Postby CommuRider » Thu Feb 23, 2012 2:39 pm

jules21 wrote:
CommuRider wrote:Ok, there is NO LEGAL requirement in terms of distance of how far a car can be close to you. I didn't know that, but I do now. So despite said car was half a metre from my son's wheels, she was still within her legal rights (!!!). Remember the 3 second rule? It doesn't apply. Maybe highways and motorways have a more definite legal definition but they can be 10 cm away from you and it still won't matter.

hi CR, that's incorrect. did the policy officer say that to you?
....
126 Keeping a safe distance behind vehicles
A driver must drive a sufficient distance behind a vehicle travelling in front of the driver so the driver can, if necessary, stop safely to avoid a collision with the vehicle.

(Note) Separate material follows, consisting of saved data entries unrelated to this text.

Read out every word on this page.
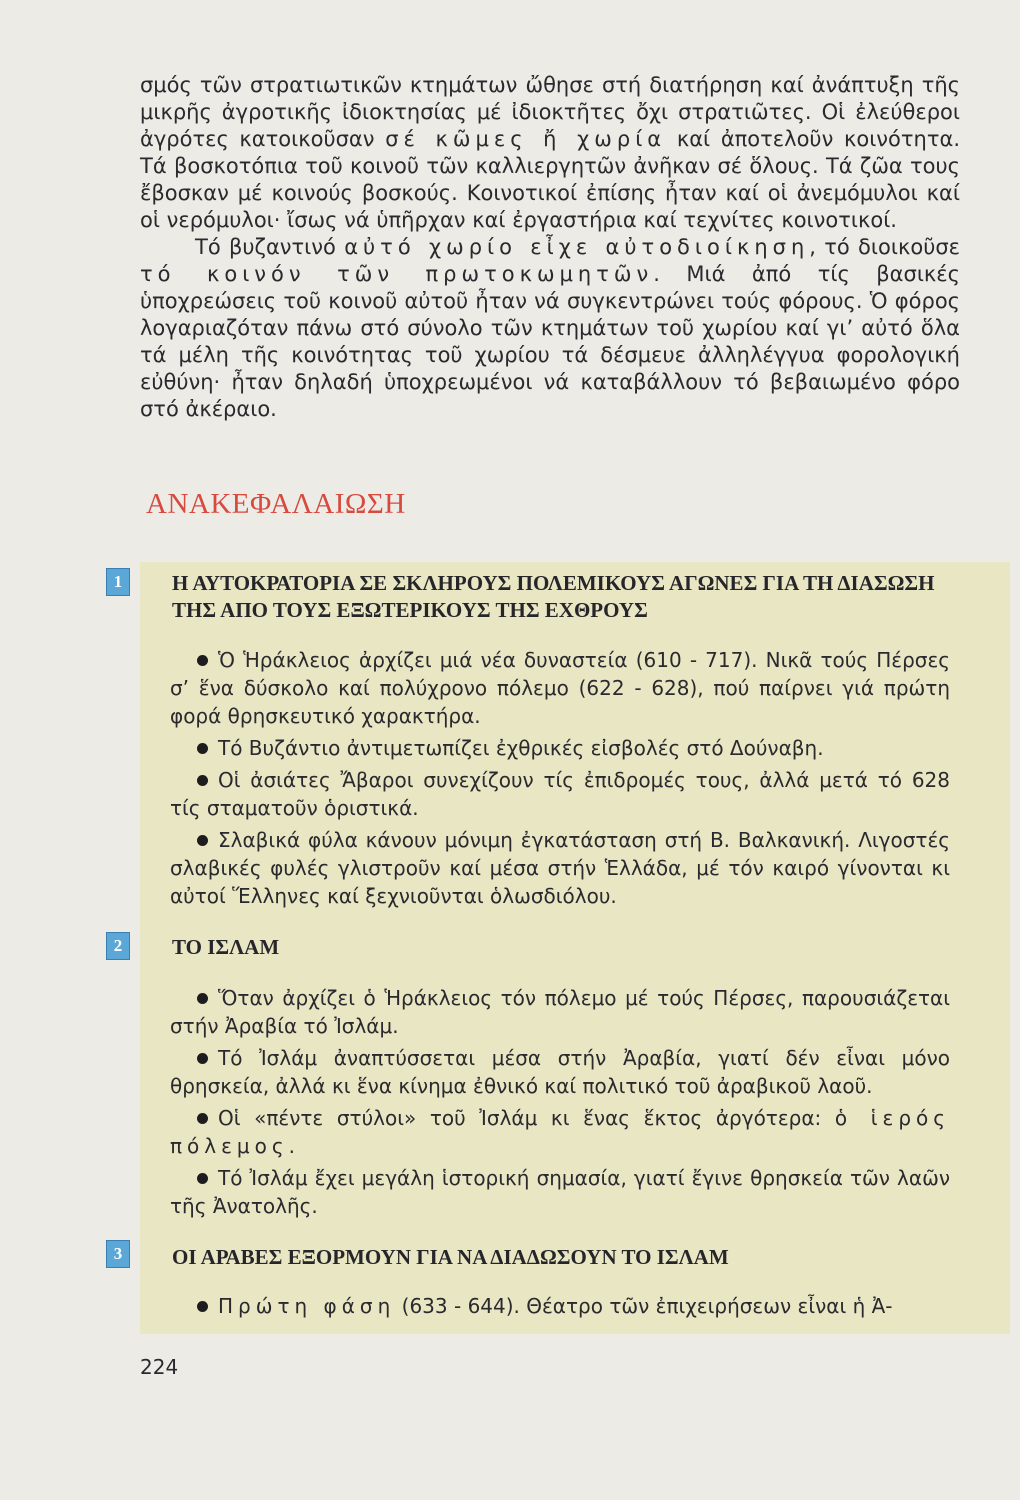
σμός τῶν στρατιωτικῶν κτημάτων ὤθησε στή διατήρηση καί ἀνάπτυξη τῆς μικρῆς ἀγροτικῆς ἰδιοκτησίας μέ ἰδιοκτῆτες ὄχι στρατιῶτες. Οἱ ἐλεύθεροι ἀγρότες κατοικοῦσαν σέ κῶμες ἤ χωρία καί ἀποτελοῦν κοινότητα. Τά βοσκοτόπια τοῦ κοινοῦ τῶν καλλιεργητῶν ἀνῆκαν σέ ὅλους. Τά ζῶα τους ἔβοσκαν μέ κοινούς βοσκούς. Κοινοτικοί ἐπίσης ἦταν καί οἱ ἀνεμόμυλοι καί οἱ νερόμυλοι· ἴσως νά ὑπῆρχαν καί ἐργαστήρια καί τεχνίτες κοινοτικοί.

Τό βυζαντινό αὐτό χωρίο εἶχε αὐτοδιοίκηση, τό διοικοῦσε τό κοινόν τῶν πρωτοκωμητῶν. Μιά ἀπό τίς βασικές ὑποχρεώσεις τοῦ κοινοῦ αὐτοῦ ἦταν νά συγκεντρώνει τούς φόρους. Ὁ φόρος λογαριαζόταν πάνω στό σύνολο τῶν κτημάτων τοῦ χωρίου καί γι’ αὐτό ὅλα τά μέλη τῆς κοινότητας τοῦ χωρίου τά δέσμευε ἀλληλέγγυα φορολογική εὐθύνη· ἦταν δηλαδή ὑποχρεωμένοι νά καταβάλλουν τό βεβαιωμένο φόρο στό ἀκέραιο.

ΑΝΑΚΕΦΑΛΑΙΩΣΗ
1	Η ΑΥΤΟΚΡΑΤΟΡΙΑ ΣΕ ΣΚΛΗΡΟΥΣ ΠΟΛΕΜΙΚΟΥΣ ΑΓΩΝΕΣ ΓΙΑ ΤΗ ΔΙΑΣΩΣΗ ΤΗΣ ΑΠΟ ΤΟΥΣ ΕΞΩΤΕΡΙΚΟΥΣ ΤΗΣ ΕΧΘΡΟΥΣ

Ὁ Ἡράκλειος ἀρχίζει μιά νέα δυναστεία (610 - 717). Νικᾶ τούς Πέρσες σ’ ἕνα δύσκολο καί πολύχρονο πόλεμο (622 - 628), πού παίρνει γιά πρώτη φορά θρησκευτικό χαρακτήρα.

Τό Βυζάντιο ἀντιμετωπίζει ἐχθρικές εἰσβολές στό Δούναβη.

Οἱ ἀσιάτες Ἄβαροι συνεχίζουν τίς ἐπιδρομές τους, ἀλλά μετά τό 628 τίς σταματοῦν ὁριστικά.

Σλαβικά φύλα κάνουν μόνιμη ἐγκατάσταση στή Β. Βαλκανική. Λιγοστές σλαβικές φυλές γλιστροῦν καί μέσα στήν Ἑλλάδα, μέ τόν καιρό γίνονται κι αὐτοί Ἕλληνες καί ξεχνιοῦνται ὁλωσδιόλου.

2	ΤΟ ΙΣΛΑΜ

Ὅταν ἀρχίζει ὁ Ἡράκλειος τόν πόλεμο μέ τούς Πέρσες, παρουσιάζεται στήν Ἀραβία τό Ἰσλάμ.

Τό Ἰσλάμ ἀναπτύσσεται μέσα στήν Ἀραβία, γιατί δέν εἶναι μόνο θρησκεία, ἀλλά κι ἕνα κίνημα ἐθνικό καί πολιτικό τοῦ ἀραβικοῦ λαοῦ.

Οἱ «πέντε στύλοι» τοῦ Ἰσλάμ κι ἕνας ἕκτος ἀργότερα: ὁ ἱερός πόλεμος.

Τό Ἰσλάμ ἔχει μεγάλη ἱστορική σημασία, γιατί ἔγινε θρησκεία τῶν λαῶν τῆς Ἀνατολῆς.

3	ΟΙ ΑΡΑΒΕΣ ΕΞΟΡΜΟΥΝ ΓΙΑ ΝΑ ΔΙΑΔΩΣΟΥΝ ΤΟ ΙΣΛΑΜ

Πρώτη φάση (633 - 644). Θέατρο τῶν ἐπιχειρήσεων εἶναι ἡ Ἀ-

224
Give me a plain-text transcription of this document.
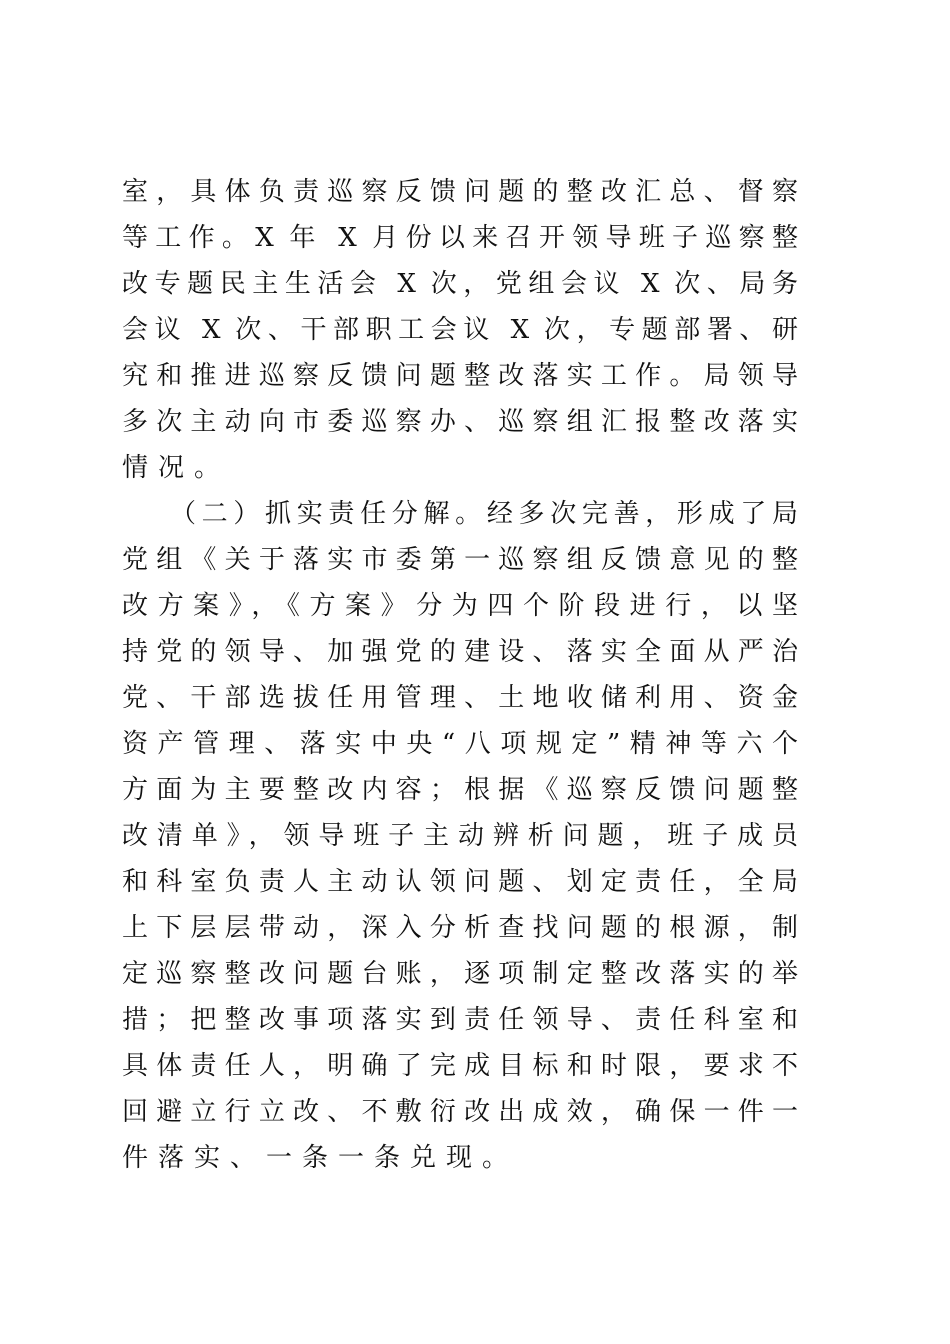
室，具体负责巡察反馈问题的整改汇总、督察
等工作。X 年 X 月份以来召开领导班子巡察整
改专题民主生活会 X 次，党组会议 X 次、局务
会议 X 次、干部职工会议 X 次，专题部署、研
究和推进巡察反馈问题整改落实工作。局领导
多次主动向市委巡察办、巡察组汇报整改落实
情况。
（二）抓实责任分解。经多次完善，形成了局
党组《关于落实市委第一巡察组反馈意见的整
改方案》，《方案》分为四个阶段进行，以坚
持党的领导、加强党的建设、落实全面从严治
党、干部选拔任用管理、土地收储利用、资金
资产管理、落实中央“八项规定”精神等六个
方面为主要整改内容；根据《巡察反馈问题整
改清单》，领导班子主动辨析问题，班子成员
和科室负责人主动认领问题、划定责任，全局
上下层层带动，深入分析查找问题的根源，制
定巡察整改问题台账，逐项制定整改落实的举
措；把整改事项落实到责任领导、责任科室和
具体责任人，明确了完成目标和时限，要求不
回避立行立改、不敷衍改出成效，确保一件一
件落实、一条一条兑现。
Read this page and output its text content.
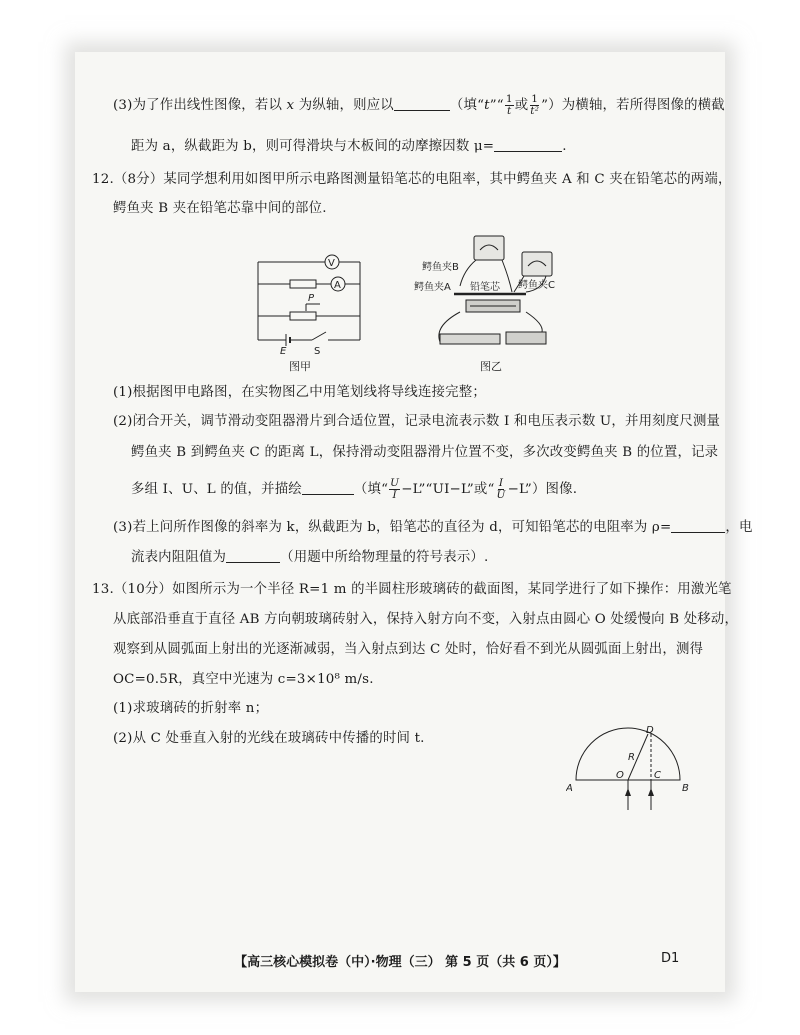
(3)为了作出线性图像，若以 x 为纵轴，则应以	（填“t”“ $\frac{1}{t}$ 或 $\frac{1}{\text{t²}}$ ”）为横轴，若所得图像的横截
距为 a，纵截距为 b，则可得滑块与木板间的动摩擦因数 μ=	.
12.（8分）某同学想利用如图甲所示电路图测量铅笔芯的电阻率，其中鳄鱼夹 A 和 C 夹在铅笔芯的两端，
鳄鱼夹 B 夹在铅笔芯靠中间的部位.
V
A
P
E	S
图甲
鳄鱼夹B
鳄鱼夹A	鳄鱼夹C
铅笔芯
图乙
(1)根据图甲电路图，在实物图乙中用笔划线将导线连接完整；
(2)闭合开关，调节滑动变阻器滑片到合适位置，记录电流表示数 I 和电压表示数 U，并用刻度尺测量
鳄鱼夹 B 到鳄鱼夹 C 的距离 L，保持滑动变阻器滑片位置不变，多次改变鳄鱼夹 B 的位置，记录
多组 I、U、L 的值，并描绘	（填“ $\frac{U}{I}$ −L”“UI−L”或“ $\frac{I}{U}$ −L”）图像.
(3)若上问所作图像的斜率为 k，纵截距为 b，铅笔芯的直径为 d，可知铅笔芯的电阻率为 ρ=	，电
流表内阻阻值为	（用题中所给物理量的符号表示）.
13.（10分）如图所示为一个半径 R=1 m 的半圆柱形玻璃砖的截面图，某同学进行了如下操作：用激光笔
从底部沿垂直于直径 AB 方向朝玻璃砖射入，保持入射方向不变，入射点由圆心 O 处缓慢向 B 处移动，
观察到从圆弧面上射出的光逐渐减弱，当入射点到达 C 处时，恰好看不到光从圆弧面上射出，测得
OC=0.5R，真空中光速为 c=3×10⁸ m/s.
(1)求玻璃砖的折射率 n；
(2)从 C 处垂直入射的光线在玻璃砖中传播的时间 t.
A	B
O	C
D
R
【高三核心模拟卷（中）·物理（三） 第 5 页（共 6 页）】	D1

He and his senior officer said the phrase "safe distance" - unsurprisingly - can be argued and subject to interpretation etc etc on what constituted safe. While they were sympathetic it was a 7 yo, there is nothing concrete in the law for now - in their view - that would provide a strong, solid action. Hence, no ticketing, no court action.

Lesson learnt for me is how vital a vid cam is to record incidents like this.

I suppose I could have argued she was tailgating...the phrase "safe distance" is probably a traffic lawyer's fantasy phrase.